Earlier this year, the Coal Ministry had ruled out any possibility of dry coal shortage in the upcoming monsoon season and said that it had sufficient stocks to meet the demand of power plants.

By BusinessToday.In  
Tuesday, September 4, 2018

North Indian states such as Delhi, Uttar Pradesh, Bihar, Jharkhand and West Bengal are staring at likely power disruptions due to shortage in coal supply in monsoon season. According to a report in the Economic Times, these states are vulnerable to disruptions as fuel supply to 4,200 mw of generation capacity that feeds north Indian states has fallen sharply, increasing the risk of a shutdown in event of heavy rain.

State-run Coal India's supply has fallen because the mine which was supplying coal to NTPC's large plants in the east has almost run out of stock, the report said. The state-owned firm accounts for over 80 per cent of the domestic coal production.

"Coal India's supply from Rajmahal mines in Jharkhand has fallen to 40,000 tonnes a day from about 55,000 tonnes. On a rainy day, the supply halves.  At NTPC's Farakka plant, stocks have plummeted to 4,000 tonnes from 2.5 lakh tonnes almost two months ago," the ET quoted a senior NTPC official as saying.

At the Kahalgaon plant, stocks tumbled to 45,000 tonnes from 5 lakh tonnes two months ago, forcing the company to scale down generation levels to 60 per cent and 80 per cent at Farakka and Kahalgaon power plants respectively from around 90 per cent for both plants, the official told the business daily.

According to the report, the issue has been escalated to the central government which is monitoring the situation.

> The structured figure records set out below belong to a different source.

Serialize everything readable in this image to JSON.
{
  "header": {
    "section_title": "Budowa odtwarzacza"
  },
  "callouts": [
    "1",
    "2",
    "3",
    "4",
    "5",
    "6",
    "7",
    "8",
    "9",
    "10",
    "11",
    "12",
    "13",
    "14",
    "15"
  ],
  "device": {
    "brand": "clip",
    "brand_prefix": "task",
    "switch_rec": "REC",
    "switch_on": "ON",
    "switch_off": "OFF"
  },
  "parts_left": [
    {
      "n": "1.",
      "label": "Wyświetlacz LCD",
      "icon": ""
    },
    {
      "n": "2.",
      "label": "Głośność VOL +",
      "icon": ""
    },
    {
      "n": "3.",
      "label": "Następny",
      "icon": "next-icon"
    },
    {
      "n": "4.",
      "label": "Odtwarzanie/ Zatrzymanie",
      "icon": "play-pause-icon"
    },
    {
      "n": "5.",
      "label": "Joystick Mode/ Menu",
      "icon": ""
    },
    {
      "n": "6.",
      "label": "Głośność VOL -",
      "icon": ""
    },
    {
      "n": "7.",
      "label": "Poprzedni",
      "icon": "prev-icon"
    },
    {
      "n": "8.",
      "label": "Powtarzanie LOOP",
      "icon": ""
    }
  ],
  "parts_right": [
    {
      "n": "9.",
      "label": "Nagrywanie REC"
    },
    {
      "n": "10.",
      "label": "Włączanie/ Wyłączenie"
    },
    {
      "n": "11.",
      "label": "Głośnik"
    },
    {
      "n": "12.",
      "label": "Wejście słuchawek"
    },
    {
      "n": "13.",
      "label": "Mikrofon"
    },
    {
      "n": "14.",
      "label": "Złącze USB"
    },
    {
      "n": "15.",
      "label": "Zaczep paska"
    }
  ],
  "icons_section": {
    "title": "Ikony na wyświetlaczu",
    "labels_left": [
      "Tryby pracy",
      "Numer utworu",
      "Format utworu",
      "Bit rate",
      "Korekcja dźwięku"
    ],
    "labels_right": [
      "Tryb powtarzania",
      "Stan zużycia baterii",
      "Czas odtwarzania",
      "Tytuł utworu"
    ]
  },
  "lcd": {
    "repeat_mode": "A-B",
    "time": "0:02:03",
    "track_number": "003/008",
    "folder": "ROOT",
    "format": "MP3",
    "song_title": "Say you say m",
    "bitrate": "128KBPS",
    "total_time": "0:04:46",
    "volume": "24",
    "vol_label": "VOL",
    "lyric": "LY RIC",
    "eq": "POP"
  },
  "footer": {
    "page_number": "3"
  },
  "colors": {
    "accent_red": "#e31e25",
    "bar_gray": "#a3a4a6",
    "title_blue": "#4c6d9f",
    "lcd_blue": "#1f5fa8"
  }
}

Earlier this year, the Coal Ministry had ruled out any possibility of dry coal shortage in the upcoming monsoon season and said that it had sufficient stocks to meet the demand of power plants. The ministry, however, had stressed that it expected power plants to lift their requirement in time to avoid any shortage which was witnessed last year after the rainy season.

Last year, power plants were hit by coal shortages which affected power production in some states. However, the then coal secretary Susheel Kumar said that the coal shortage had happened because power plants had regulated their intake.

In October last year, the Karnataka government had asked the Centre to ensure adequate supply of coal and early allocation of a coal block in Odisha to meet the severe fuel shortage faced by power units. In the same month, Rajasthan Urja Vikas Nigam had said that power generation at thermal power stations had reduced by 2,700 MW due to shortage of coal, forcing it to resort to load shedding in the state.

This year in July, Union Coal Minister Piyush Goyal asked Coal India to focus on meeting coal demand, particularly from the power sector. Owing to a sharp rise in coal demand from the power sector, Coal India was finding it difficult to meet the demand despite steady rise in supply to the sector. Goyal had called for better coordination between Coal India and Railways to ramp up supplies. He also asked state-owned mining company to plan for the next fiscal for better production and supply.

Coal India registered a 15.2 per cent growth in coal production during the first quarter ended June 2018 to 136.87 million tonne while supply to power plants also jumped by 15.4 per cent to 122.84 million tonne.